Drug‑related adverse events are common and often preventable, yet data on outpatient incidents are scarce. The study aimed to quantify rates, types, severity, and preventability of outpatient adverse drug events and to identify preventive strategies. A prospective cohort of 1,202 Boston primary‑care outpatients was surveyed and chart‑reviewed over four weeks, with prescriptions recorded electronically in half the sites and handwritten in the other half. Among 661 respondents, 25 % experienced 181 adverse drug events (27 per 100 patients), 13 % were serious, 28 % ameliorable (mostly due to physician or patient communication failures), 11 % preventable, and the number of medications was the only significant predictor; key drug classes included SSRIs, beta‑blockers, ACE inhibitors, and NSAIDs.

Abstract

Adverse events related to drugs occur frequently among inpatients, and many of these events are preventable. However, few data are available on adverse drug events among outpatients.

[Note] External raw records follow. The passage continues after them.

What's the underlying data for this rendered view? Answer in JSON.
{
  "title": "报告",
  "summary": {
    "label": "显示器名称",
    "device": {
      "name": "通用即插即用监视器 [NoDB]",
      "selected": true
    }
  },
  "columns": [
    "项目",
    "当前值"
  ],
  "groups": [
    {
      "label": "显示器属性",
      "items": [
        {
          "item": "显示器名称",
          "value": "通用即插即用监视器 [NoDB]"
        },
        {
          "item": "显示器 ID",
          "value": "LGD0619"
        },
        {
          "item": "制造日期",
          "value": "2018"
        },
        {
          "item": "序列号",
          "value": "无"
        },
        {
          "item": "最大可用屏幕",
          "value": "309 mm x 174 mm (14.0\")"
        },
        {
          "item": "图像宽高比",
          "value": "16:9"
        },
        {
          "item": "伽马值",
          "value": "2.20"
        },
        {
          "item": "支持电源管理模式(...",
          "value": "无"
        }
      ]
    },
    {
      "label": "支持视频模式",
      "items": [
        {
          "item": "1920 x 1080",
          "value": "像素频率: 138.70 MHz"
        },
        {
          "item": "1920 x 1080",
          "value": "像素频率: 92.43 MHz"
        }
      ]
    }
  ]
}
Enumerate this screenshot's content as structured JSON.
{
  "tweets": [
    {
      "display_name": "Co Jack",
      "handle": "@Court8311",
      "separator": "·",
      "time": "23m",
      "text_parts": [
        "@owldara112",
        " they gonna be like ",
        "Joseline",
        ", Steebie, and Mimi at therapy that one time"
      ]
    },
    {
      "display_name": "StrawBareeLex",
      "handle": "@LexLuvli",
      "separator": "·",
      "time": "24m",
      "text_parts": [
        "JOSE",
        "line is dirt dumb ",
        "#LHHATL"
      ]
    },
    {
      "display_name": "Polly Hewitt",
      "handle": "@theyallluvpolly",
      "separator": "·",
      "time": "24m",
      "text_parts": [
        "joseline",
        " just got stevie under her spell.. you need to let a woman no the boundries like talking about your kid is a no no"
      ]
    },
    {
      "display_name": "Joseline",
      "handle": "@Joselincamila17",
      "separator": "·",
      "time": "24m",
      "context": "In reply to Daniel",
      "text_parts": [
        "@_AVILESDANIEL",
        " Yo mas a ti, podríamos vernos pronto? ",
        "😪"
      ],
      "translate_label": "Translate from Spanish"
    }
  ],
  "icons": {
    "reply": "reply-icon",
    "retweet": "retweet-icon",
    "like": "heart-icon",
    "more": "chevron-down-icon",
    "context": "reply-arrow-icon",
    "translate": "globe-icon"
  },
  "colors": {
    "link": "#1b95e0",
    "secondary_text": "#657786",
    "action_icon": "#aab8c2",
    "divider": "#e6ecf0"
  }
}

We conducted a study to determine the rates, types, severity, and preventability of such events among outpatients and to identify preventive strategies.We performed a prospective cohort study, including a survey of patients and a chart review, at four adult primary care practices in Boston (two hospital-based and two community-based), involving a total of 1202 outpatients who received at least one prescription during a four-week period. Prescriptions were computerized at two of the practices and handwritten at the other two.Of the 661 patients who responded to the survey (response rate, 55 percent), 162 had adverse drug events (25 percent; 95 percent confidence interval, 20 to 29 percent), with a total of 181 events (27 per 100 patients). Twenty-four of the events (13 percent) were serious, 51 (28 percent) were ameliorable, and 20 (11 percent) were preventable. Of the 51 ameliorable events, 32 (63 percent) were attributed to the physician's failure to respond to medication-related symptoms and 19 (37 percent) to the patient's failure to inform the physician of the symptoms. The medication classes most frequently involved in adverse drug events were selective serotonin-reuptake inhibitors (10 percent), beta-blockers (9 percent), angiotensin-converting-enzyme inhibitors (8 percent), and nonsteroidal antiinflammatory agents (8 percent). On multivariate analysis, only the number of medications taken was significantly associated with adverse events.Adverse events related to drugs are common in primary care, and many are preventable or ameliorable. Monitoring for and acting on symptoms are important. Improving communication between outpatients and providers may help prevent adverse events related to drugs.